Ikawaihere Temporal range: Late Paleocene or Early Eocene PreꞒ Ꞓ O S D C P T J K Pg N

Scientific classification
- Kingdom: Animalia
- Phylum: Chordata
- Class: Actinopterygii
- Order: Elopiformes
- Family: Megalopidae
- Genus: †Ikawaihere
- Species: †I. koehleri
- Binomial name: †Ikawaihere koehleri Gottfried et al., 2026

= Ikawaihere =

- Genus: Ikawaihere
- Species: koehleri
- Authority: Gottfried et al., 2026

Extinct genus of megalopid ray-finned fish

Ikawaihere is an extinct genus of megalopid ray-finned fish, related to modern tarpon, that lived in Zealandia during the Dannevirke epoch of the Palaeogene period. It contains a single species, I. koehleri from the Late Paleocene or Early Eocene-aged Red Bluff Tuff Formation of Pitt Island in the Chatham Islands. The genus name comes from ika, the Moriori word for fish, and Waihere Bay, the type locality of the specimen. The specific epithet honors its discoverer, Dr. Richard Koehler of the University of Otago.

== Discovery ==
The type specimen represents a three-dimensionally preserved, nearly complete individual about 1.2 m in length. It was discovered in 1999 eroding out of a cliff 40 m above sea level by Richard Koehler, and excavation required a tall ladder to be carried across several kilometers of rough terrain to the cliff face. Efforts to describe the fish stalled after the passing of Koehler, which left its locality information uncertain, until Koehler's field notebooks were donated to the University of Otago by his family members.

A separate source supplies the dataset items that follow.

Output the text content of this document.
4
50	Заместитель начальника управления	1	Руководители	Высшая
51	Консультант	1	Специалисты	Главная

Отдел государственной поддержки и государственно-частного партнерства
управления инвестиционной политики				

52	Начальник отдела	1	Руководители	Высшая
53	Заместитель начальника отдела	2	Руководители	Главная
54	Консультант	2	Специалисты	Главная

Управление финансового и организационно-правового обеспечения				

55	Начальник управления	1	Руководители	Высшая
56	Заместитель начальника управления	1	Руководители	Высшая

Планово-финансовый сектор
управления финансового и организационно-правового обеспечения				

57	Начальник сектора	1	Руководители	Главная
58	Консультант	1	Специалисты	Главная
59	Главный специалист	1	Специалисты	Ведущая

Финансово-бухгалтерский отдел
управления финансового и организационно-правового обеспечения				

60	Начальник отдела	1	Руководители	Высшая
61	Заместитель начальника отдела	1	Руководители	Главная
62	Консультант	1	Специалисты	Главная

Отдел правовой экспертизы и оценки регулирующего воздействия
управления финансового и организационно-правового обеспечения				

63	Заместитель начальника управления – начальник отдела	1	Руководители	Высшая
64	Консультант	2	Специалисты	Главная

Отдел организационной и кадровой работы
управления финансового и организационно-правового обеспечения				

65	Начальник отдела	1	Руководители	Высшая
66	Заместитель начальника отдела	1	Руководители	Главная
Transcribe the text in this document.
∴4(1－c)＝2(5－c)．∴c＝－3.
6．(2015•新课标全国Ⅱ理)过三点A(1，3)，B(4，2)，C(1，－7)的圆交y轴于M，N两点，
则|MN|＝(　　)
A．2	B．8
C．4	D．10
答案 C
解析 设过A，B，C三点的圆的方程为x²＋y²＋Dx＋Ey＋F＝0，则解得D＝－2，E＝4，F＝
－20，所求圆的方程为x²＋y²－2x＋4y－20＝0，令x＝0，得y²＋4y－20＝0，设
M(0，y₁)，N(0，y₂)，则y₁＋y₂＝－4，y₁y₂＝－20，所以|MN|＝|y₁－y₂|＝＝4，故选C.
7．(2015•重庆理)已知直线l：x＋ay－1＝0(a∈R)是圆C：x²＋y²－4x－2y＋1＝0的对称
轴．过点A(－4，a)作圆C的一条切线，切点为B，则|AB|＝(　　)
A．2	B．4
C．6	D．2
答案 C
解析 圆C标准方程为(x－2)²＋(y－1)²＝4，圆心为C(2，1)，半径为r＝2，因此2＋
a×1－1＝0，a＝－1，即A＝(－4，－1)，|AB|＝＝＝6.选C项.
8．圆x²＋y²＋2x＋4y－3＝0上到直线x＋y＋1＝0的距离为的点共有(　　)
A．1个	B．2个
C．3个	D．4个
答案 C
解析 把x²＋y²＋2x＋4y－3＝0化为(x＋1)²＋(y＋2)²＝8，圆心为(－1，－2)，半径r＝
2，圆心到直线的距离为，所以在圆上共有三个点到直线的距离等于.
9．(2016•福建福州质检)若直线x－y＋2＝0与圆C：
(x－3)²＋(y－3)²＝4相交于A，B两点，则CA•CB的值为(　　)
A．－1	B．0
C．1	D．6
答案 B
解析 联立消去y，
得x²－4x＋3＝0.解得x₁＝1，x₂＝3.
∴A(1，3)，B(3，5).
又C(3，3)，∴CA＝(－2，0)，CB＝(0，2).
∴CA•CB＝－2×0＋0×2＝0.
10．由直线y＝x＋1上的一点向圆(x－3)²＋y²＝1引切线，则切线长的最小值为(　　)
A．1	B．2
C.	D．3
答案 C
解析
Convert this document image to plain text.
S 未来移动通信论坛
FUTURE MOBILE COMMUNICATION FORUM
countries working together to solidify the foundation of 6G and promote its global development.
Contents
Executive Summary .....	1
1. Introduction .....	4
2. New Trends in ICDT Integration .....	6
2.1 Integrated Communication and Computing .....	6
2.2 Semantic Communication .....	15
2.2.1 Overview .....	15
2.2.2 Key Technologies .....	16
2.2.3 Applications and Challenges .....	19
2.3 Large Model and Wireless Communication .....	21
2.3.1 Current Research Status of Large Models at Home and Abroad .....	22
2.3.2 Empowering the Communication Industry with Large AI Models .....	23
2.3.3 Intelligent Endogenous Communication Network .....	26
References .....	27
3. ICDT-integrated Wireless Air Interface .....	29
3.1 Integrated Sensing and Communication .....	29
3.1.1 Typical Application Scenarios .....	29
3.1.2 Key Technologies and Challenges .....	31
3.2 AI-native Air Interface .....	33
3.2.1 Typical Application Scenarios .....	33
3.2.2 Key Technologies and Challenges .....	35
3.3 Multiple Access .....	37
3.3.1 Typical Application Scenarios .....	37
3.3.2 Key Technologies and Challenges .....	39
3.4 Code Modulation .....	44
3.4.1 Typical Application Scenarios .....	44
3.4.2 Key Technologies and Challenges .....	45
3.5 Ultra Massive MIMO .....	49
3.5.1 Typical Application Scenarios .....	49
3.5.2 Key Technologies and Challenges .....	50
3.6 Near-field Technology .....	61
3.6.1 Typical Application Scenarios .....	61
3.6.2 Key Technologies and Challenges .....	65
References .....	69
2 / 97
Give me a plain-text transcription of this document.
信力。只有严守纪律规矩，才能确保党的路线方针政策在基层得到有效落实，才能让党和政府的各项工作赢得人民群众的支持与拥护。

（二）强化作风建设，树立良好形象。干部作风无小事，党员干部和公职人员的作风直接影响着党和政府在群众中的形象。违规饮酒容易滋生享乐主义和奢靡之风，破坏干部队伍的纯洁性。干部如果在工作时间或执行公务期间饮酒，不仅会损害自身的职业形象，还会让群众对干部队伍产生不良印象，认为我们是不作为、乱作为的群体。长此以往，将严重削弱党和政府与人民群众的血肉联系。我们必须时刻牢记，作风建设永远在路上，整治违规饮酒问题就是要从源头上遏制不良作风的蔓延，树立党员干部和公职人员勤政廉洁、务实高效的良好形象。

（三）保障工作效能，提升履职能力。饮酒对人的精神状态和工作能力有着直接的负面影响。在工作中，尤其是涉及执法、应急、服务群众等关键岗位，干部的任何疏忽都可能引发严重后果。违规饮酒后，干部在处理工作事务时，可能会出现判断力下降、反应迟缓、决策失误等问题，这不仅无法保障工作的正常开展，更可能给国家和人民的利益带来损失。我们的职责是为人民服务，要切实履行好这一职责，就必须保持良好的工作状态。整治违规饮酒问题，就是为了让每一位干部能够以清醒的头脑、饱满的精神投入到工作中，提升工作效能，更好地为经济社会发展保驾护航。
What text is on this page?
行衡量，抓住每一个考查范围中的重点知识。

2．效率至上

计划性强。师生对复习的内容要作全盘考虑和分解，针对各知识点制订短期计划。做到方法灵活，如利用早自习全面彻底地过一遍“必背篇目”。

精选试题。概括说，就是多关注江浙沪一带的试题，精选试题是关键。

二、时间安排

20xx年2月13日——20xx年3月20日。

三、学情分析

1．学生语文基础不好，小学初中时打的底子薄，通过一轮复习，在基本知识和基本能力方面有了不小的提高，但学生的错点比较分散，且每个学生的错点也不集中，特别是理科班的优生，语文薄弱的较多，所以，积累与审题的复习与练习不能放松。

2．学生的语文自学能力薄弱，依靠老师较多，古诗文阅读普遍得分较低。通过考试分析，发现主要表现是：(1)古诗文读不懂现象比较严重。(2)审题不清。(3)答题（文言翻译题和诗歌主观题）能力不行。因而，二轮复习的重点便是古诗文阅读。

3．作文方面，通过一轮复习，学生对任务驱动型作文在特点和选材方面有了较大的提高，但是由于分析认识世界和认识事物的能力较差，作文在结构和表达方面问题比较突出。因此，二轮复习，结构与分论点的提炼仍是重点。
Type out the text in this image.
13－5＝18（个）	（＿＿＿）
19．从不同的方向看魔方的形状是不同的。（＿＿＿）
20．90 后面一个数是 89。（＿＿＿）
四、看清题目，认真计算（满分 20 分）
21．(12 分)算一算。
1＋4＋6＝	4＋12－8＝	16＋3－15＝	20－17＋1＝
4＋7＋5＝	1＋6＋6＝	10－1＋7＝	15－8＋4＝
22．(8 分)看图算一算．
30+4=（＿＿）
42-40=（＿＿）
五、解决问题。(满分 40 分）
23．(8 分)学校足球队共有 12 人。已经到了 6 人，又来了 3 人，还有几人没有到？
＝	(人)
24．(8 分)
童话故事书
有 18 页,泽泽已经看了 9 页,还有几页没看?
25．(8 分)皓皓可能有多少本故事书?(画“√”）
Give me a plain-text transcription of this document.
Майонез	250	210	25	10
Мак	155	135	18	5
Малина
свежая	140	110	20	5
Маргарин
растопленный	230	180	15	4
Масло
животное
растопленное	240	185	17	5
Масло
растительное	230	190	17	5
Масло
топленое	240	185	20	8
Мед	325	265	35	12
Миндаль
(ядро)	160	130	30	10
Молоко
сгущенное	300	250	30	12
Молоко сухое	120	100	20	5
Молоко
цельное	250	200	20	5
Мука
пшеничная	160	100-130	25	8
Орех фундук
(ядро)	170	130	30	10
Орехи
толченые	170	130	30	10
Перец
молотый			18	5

Although invertebrate fossils from the Red Bluff Tuff Formation have been known since the 1840s, Ikawaihere is the first vertebrate fossil to be described from the formation. The exceptional preservation of the specimen suggests an extremely rapid burial by volcanic tuff.

== Description ==
Ikawaihere koehleri, the type species, is distinguished from other megalopids in possessing an elongate body, a relatively low-profile head, a high and strongly developed coronoid process of the mandible, an enlarged median gular, an extra series of anamestic bones in the cheek region, and the continuation of the lateral line scales as a tapering lobe that extend onto the base of the caudal fin.